In [15]:
from transformers import AutoModelForSequenceClassification, AutoTokenizer
from preprocessing import preprocess_text
import torch

#### Load my model and tokenizer from Hugging Face

In [16]:
model_path = 'oranne55/qualifier-model4-finetune-pretrained-transformer-for-long-inputs'

model = AutoModelForSequenceClassification.from_pretrained(model_path)
tokenizer = AutoTokenizer.from_pretrained(model_path)

#### The function predict_long_text_with_preprocess processes a list of texts by first preprocessing and tokenizing each text. It splits long texts into chunks (512 tokens with 100 tokens overlap), classifies each chunk using a model, and checks if any chunk is classified as "jailbreak." The final classification for each text is determined by whether any chunk contains "jailbreak". The overlapping happens to maintain the connection between the different parts of the text. It then returns a list of predictions ("jailbreak" or "benign") for each text. The model is run on the available device (MPS or CPU).
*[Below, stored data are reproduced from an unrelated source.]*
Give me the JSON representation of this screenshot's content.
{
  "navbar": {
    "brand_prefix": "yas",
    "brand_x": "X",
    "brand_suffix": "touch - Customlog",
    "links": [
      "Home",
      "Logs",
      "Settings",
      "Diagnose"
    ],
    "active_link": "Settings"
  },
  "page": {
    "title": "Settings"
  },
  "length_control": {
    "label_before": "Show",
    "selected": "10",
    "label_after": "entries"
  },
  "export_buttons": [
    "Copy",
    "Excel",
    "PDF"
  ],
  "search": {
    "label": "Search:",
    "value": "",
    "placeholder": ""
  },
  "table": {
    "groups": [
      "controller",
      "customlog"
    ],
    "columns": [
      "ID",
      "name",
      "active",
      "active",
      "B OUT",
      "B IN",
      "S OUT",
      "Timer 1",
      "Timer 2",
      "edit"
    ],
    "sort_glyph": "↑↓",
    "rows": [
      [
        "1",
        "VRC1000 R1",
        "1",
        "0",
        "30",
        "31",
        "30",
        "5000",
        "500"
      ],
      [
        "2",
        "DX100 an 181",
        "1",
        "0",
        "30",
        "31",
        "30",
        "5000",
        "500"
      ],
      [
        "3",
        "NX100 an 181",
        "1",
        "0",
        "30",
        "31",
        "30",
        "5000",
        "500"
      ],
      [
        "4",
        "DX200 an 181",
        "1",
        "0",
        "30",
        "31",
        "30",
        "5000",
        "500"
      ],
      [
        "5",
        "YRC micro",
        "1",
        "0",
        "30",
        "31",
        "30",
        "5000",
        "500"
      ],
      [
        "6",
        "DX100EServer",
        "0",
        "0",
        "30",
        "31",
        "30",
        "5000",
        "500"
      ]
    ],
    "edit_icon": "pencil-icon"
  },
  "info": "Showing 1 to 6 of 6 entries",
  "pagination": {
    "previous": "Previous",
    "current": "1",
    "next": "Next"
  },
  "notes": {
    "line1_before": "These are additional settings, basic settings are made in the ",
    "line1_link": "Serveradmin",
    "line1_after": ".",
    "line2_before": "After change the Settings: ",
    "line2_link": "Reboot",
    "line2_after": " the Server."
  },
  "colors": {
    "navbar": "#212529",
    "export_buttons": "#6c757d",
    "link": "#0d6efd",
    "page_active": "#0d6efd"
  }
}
![Sliding Window Overlapping](sliding_window_overlaping.png)


In [17]:
device = torch.device("mps") if torch.backends.mps.is_available() else torch.device("cpu")
model.to(device)

def predict_long_text_with_preprocess(texts, model, tokenizer):
    predictions = []
    
    for text in texts:
        # Preprocess and tokenize the text into chunks
        text = preprocess_text(text)
        inputs = tokenizer(text, return_tensors="pt", truncation=False)
        input_ids = inputs["input_ids"].squeeze()

        # Define chunk size and overlap
        chunk_size = 512
        overlap_size = 100

        # Create chunks with overlap
        chunks = []
        for i in range(0, len(input_ids), chunk_size - overlap_size):
            chunk = input_ids[i:i + chunk_size]
            chunks.append(chunk)

        # Flag to track if any chunk is classified as "jailbreak"
        contains_jailbreak = False
        for chunk in chunks:
            chunk = chunk.unsqueeze(0).to(device)  # Move chunk to the correct device (MPS or CPU)

            # Predict on the chunk
            with torch.no_grad():
                outputs = model(chunk)
                logits = outputs.logits
                prediction = torch.argmax(logits, dim=1).item()

                # Check if this chunk is classified as "jailbreak"
                if model.config.id2label[prediction] == "jailbreak":
                    contains_jailbreak = True
                    break  # Stop further checks if "jailbreak" is detected

        # Final decision based on whether any chunk was classified as "jailbreak"
        final_prediction = "jailbreak" if contains_jailbreak else "benign"
        predictions.append(final_prediction)
    
    return predictions



#### Show example:

In [18]:
example_texts = [
    "This is a example text.",
    "This is a example2 text.",]

predictions = predict_long_text_with_preprocess(example_texts, model, tokenizer)

print(predictions)

['benign', 'benign']